Il décide donc de chercher un CDI, un contrat à durée indéterminée et est recruté par Partag'Emploi. "Travailler au sein de trois structures me permet de voir plusieurs façons de faire". Une expérience qui lui sera bien utile quand il s'installera à son tour, un projet qu'il entend bien concrétiser d'ici quelques années.

Une organisation souple

De leur côté, Daniel et Catherine Musellec, producteurs de lait à L'Hôpital Camfrout, apprécient cette main d'oeuvre supplémentaire. "Depuis l'installation de Daniel, en 1997, en plus de mon travail à l'extérieur, je donnais un coup de main sur l'exploitation, raconte Catherine qui s'est installée à son tour en 2009, en transformant 15 000 litres de lait par an en yaourts, fromage blanc, beurre, crème... Un atelier qui l'emploie désormais à temps plein, la vente sur la ferme, à elle seule, requérant 10 heures/semaine.

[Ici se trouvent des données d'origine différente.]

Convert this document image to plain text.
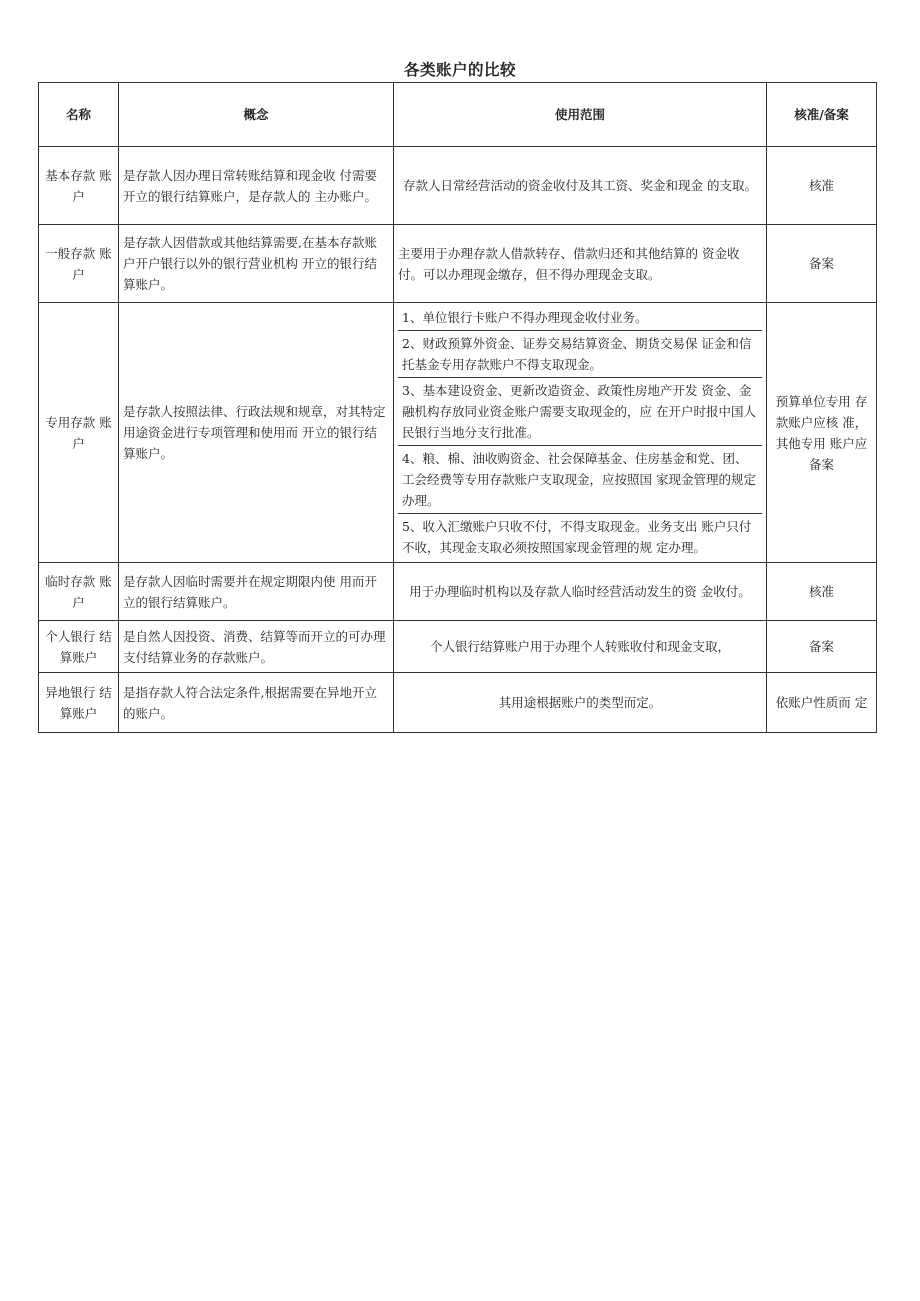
各类账户的比较
名称	概念	使用范围	核准/备案
基本存款 账户	是存款人因办理日常转账结算和现金收 付需要开立的银行结算账户，是存款人的 主办账户。	存款人日常经营活动的资金收付及其工资、奖金和现金 的支取。	核准
一般存款 账户	是存款人因借款或其他结算需要,在基本存款账户开户银行以外的银行营业机构 开立的银行结算账户。	主要用于办理存款人借款转存、借款归还和其他结算的 资金收付。可以办理现金缴存，但不得办理现金支取。	备案
专用存款 账户	是存款人按照法律、行政法规和规章，对其特定用途资金进行专项管理和使用而 开立的银行结算账户。	1、单位银行卡账户不得办理现金收付业务。
2、财政预算外资金、证券交易结算资金、期货交易保 证金和信托基金专用存款账户不得支取现金。
3、基本建设资金、更新改造资金、政策性房地产开发 资金、金融机构存放同业资金账户需要支取现金的，应 在开户时报中国人民银行当地分支行批准。
4、粮、棉、油收购资金、社会保障基金、住房基金和党、团、工会经费等专用存款账户支取现金，应按照国 家现金管理的规定办理。
5、收入汇缴账户只收不付，不得支取现金。业务支出 账户只付不收，其现金支取必须按照国家现金管理的规 定办理。	预算单位专用 存款账户应核 准，其他专用 账户应备案
临时存款 账户	是存款人因临时需要并在规定期限内使 用而开立的银行结算账户。	用于办理临时机构以及存款人临时经营活动发生的资 金收付。	核准
个人银行 结算账户	是自然人因投资、消费、结算等而开立的可办理支付结算业务的存款账户。	个人银行结算账户用于办理个人转账收付和现金支取，	备案
异地银行 结算账户	是指存款人符合法定条件,根据需要在异地开立的账户。	其用途根据账户的类型而定。	依账户性质而 定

"Daniel a eu des ennuis de santé. Puis nous avons eu des difficultés à trouver un remplaçant pour l'été". Deux facteurs qui les poussent à s'intéresser à Partag'Emploi. "Nous fonctionnons à trois élevages. Et de manière relativement souple : s'il faut décaler les jours de travail de Yannick pour arranger l'un ou l'autre des éleveurs, ça ne pose aucun problème". C'est également Yannick qui les remplace, durant leurs congés. "Du coup, pendant l'été, entre ses congés et les nôtres, on ne le verra pas beaucoup. Mais c'est notre choix : nous partons l'esprit tranquille, l'exploitation est aux mains de quelqu'un qui la connait bien".